If a temporary "continuing resolution" to keep the government operating results, it would be the fourth such measure since the 2018 federal fiscal year began on Oct. 1, a sign of Washington's serious struggles to pass spending legislation.
'KICK THE CAN'
No. 2 House Democrat Steny Hoyer said Democrats have not decided whether they will support another continuing resolution and "kick the can down the road one more time."
The slim Republican margin of control in the U.S. Senate means Trump's party will need some Democratic support to resolve the government funding stand-off. Democrats have said they want a spending bill that protects the Dreamers, mostly Hispanic young adults.
Democratic Senator Dick Durbin intends to introduce the bipartisan agreement as legislation on Wednesday, spokesman Ben Marter said. But it was not yet clear whether Majority Leader McConnell would schedule it for a floor debate and vote.
Trump said in September he was terminating the DACA program, begun by his Democratic predecessor Barack Obama, effective in March. Congress has until then to pass legislation to protect roughly 700,000 people from deportation and issue work permits.
Trump said he was willing to make a deal to help the Dreamers but insisted that funding for border security, including his long-promised wall along the U.S.-Mexican border opposed by Democrats, be included in any spending package.
The bipartisan deal called for $2.7 billion for an array of border security steps.

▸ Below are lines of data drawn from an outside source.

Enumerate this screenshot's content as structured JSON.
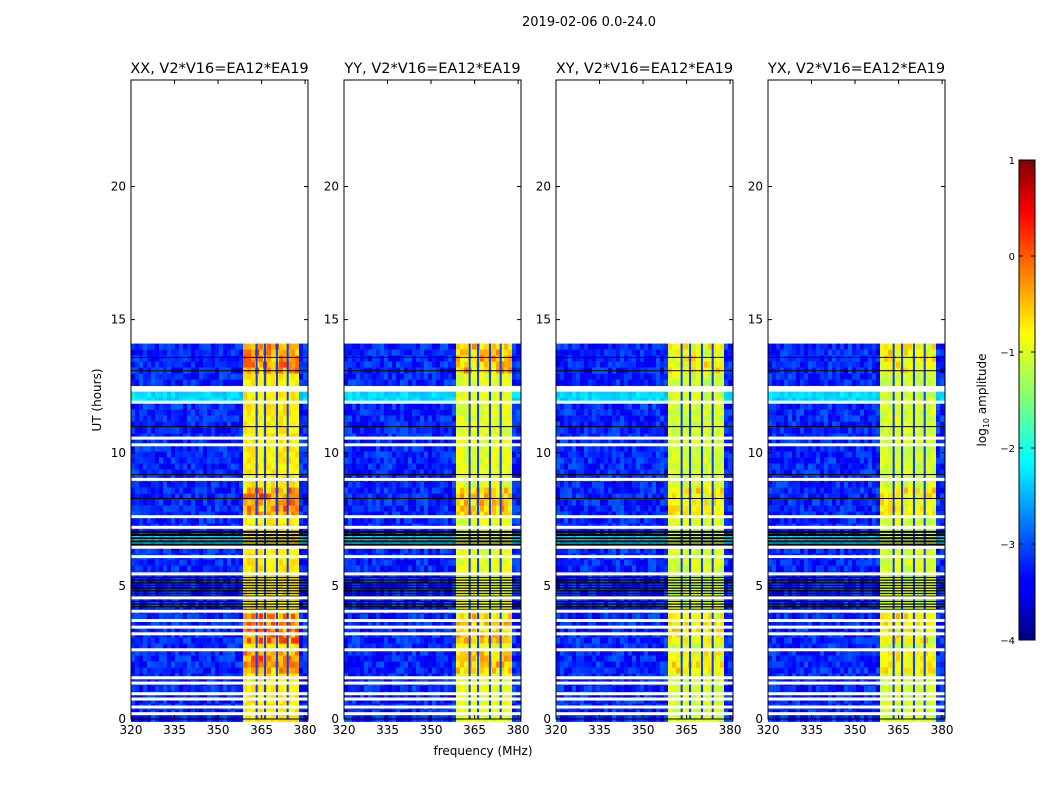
{
  "chart_data": {
    "type": "heatmap",
    "suptitle": "2019-02-06 0.0-24.0",
    "xlabel": "frequency (MHz)",
    "ylabel": "UT (hours)",
    "xlim": [
      320,
      381
    ],
    "ylim": [
      0,
      24
    ],
    "xticks": [
      320,
      335,
      350,
      365,
      380
    ],
    "yticks": [
      0,
      5,
      10,
      15,
      20
    ],
    "data_ut_range": [
      0,
      14.1
    ],
    "rfi_band_mhz": [
      358.5,
      377.5
    ],
    "rfi_channels_mhz": [
      363.3,
      366.2,
      370.3,
      374.0
    ],
    "flagged_ut_hours": [
      0.2,
      0.45,
      0.75,
      0.95,
      1.35,
      1.55,
      2.6,
      3.2,
      3.45,
      3.7,
      4.05,
      4.55,
      5.45,
      6.1,
      6.45,
      7.2,
      7.6,
      9.0,
      10.3,
      10.55,
      11.9,
      12.35,
      12.45
    ],
    "panels": [
      {
        "title": "XX, V2*V16=EA12*EA19",
        "band_level": -0.8,
        "hot_level": 0.1
      },
      {
        "title": "YY, V2*V16=EA12*EA19",
        "band_level": -1.0,
        "hot_level": -0.3
      },
      {
        "title": "XY, V2*V16=EA12*EA19",
        "band_level": -1.1,
        "hot_level": -0.6
      },
      {
        "title": "YX, V2*V16=EA12*EA19",
        "band_level": -1.1,
        "hot_level": -0.6
      }
    ],
    "colorbar": {
      "label": "log10 amplitude",
      "range": [
        -4,
        1
      ],
      "ticks": [
        1,
        0,
        -1,
        -2,
        -3,
        -4
      ],
      "colormap": "jet"
    }
  }
}
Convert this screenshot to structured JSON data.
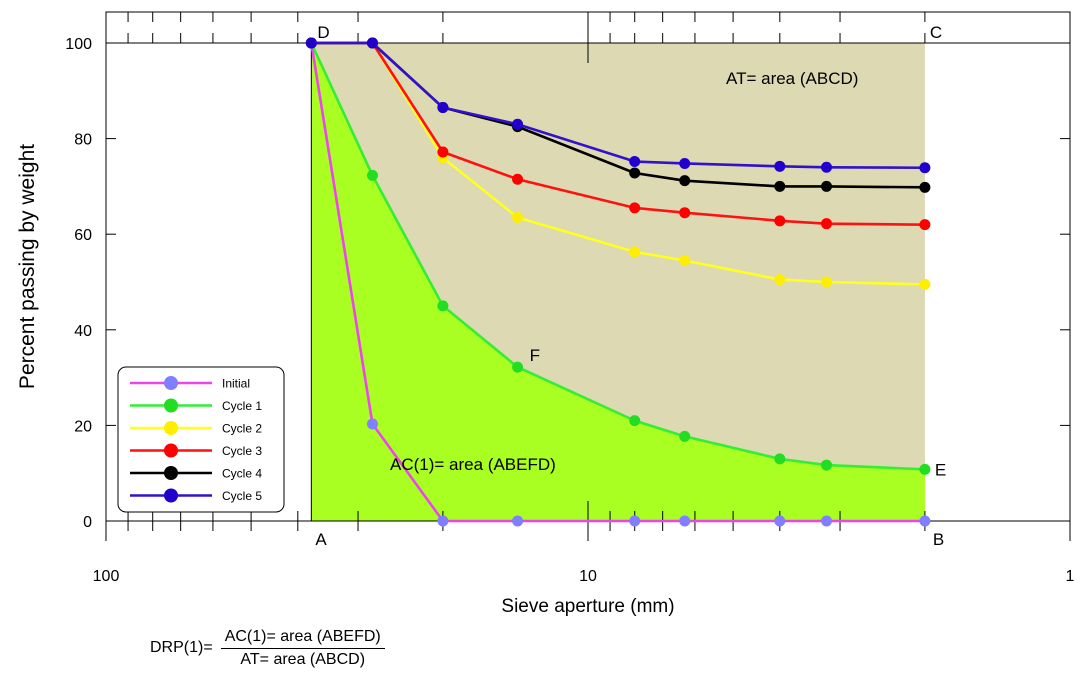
{
  "chart_data": {
    "type": "line",
    "x_scale": "log",
    "x_reversed": true,
    "xlim": [
      100,
      1
    ],
    "ylim": [
      0,
      105
    ],
    "grid": false,
    "legend_position": "bottom-left",
    "xlabel": "Sieve aperture (mm)",
    "ylabel": "Percent passing by weight",
    "x_ticks": [
      100,
      10,
      1
    ],
    "x_tick_labels": [
      "100",
      "10",
      "1"
    ],
    "y_ticks": [
      0,
      20,
      40,
      60,
      80,
      100
    ],
    "y_tick_labels": [
      "0",
      "20",
      "40",
      "60",
      "80",
      "100"
    ],
    "series": [
      {
        "name": "Initial",
        "color": "#ee44ee",
        "marker_color": "#7f7fff",
        "x": [
          37.5,
          28,
          20,
          14,
          8,
          6.3,
          4,
          3.2,
          2
        ],
        "y": [
          100,
          20.3,
          0,
          0,
          0,
          0,
          0,
          0,
          0
        ]
      },
      {
        "name": "Cycle 1",
        "color": "#33ee33",
        "marker_color": "#22dd22",
        "x": [
          37.5,
          28,
          20,
          14,
          8,
          6.3,
          4,
          3.2,
          2
        ],
        "y": [
          100,
          72.3,
          45,
          32.2,
          21,
          17.7,
          13,
          11.7,
          10.8
        ]
      },
      {
        "name": "Cycle 2",
        "color": "#ffff22",
        "marker_color": "#ffee00",
        "x": [
          37.5,
          28,
          20,
          14,
          8,
          6.3,
          4,
          3.2,
          2
        ],
        "y": [
          100,
          100,
          76,
          63.5,
          56.3,
          54.5,
          50.5,
          50,
          49.5
        ]
      },
      {
        "name": "Cycle 3",
        "color": "#ff1111",
        "marker_color": "#ff0000",
        "x": [
          37.5,
          28,
          20,
          14,
          8,
          6.3,
          4,
          3.2,
          2
        ],
        "y": [
          100,
          100,
          77.2,
          71.5,
          65.5,
          64.5,
          62.8,
          62.2,
          62
        ]
      },
      {
        "name": "Cycle 4",
        "color": "#000000",
        "marker_color": "#000000",
        "x": [
          37.5,
          28,
          20,
          14,
          8,
          6.3,
          4,
          3.2,
          2
        ],
        "y": [
          100,
          100,
          86.5,
          82.5,
          72.8,
          71.2,
          70,
          70,
          69.8
        ]
      },
      {
        "name": "Cycle 5",
        "color": "#3311cc",
        "marker_color": "#2200cc",
        "x": [
          37.5,
          28,
          20,
          14,
          8,
          6.3,
          4,
          3.2,
          2
        ],
        "y": [
          100,
          100,
          86.5,
          83,
          75.2,
          74.8,
          74.2,
          74,
          73.9
        ]
      }
    ],
    "fill_total_color": "#ddd9b3",
    "fill_cycle_color": "#aaff22",
    "annotations": {
      "corner_A": "A",
      "corner_B": "B",
      "corner_C": "C",
      "corner_D": "D",
      "point_E": "E",
      "point_F": "F",
      "area_total": "AT= area (ABCD)",
      "area_cycle": "AC(1)= area (ABEFD)"
    }
  },
  "formula": {
    "lhs": "DRP(1)=",
    "numerator": "AC(1)= area (ABEFD)",
    "denominator": "AT= area (ABCD)"
  }
}
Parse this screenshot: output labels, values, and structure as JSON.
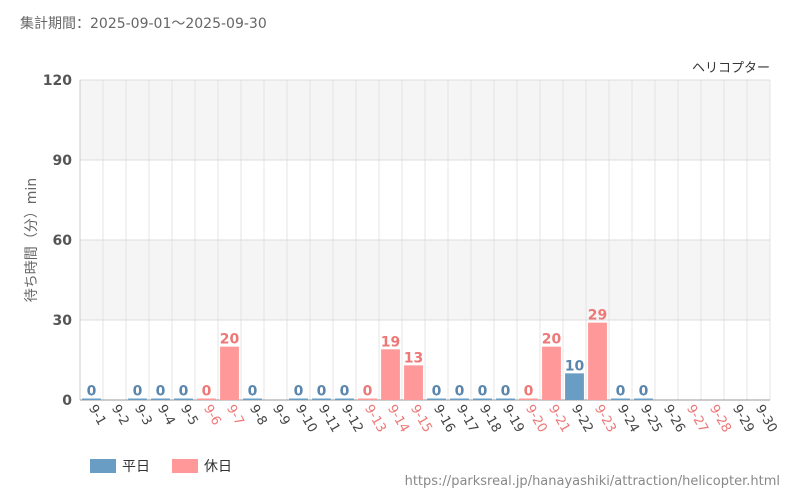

Trump wrote on Twitter that if the government were shut down over amnesty and border security, the military would be the biggest loser.
Senate Democratic Leader Chuck Schumer countered in a speech on the Senate floor: "If you want to begin the long road back to prove you’re not prejudiced or bigoted, support the bipartisan compromise that three Democrats and three Republicans have put before you."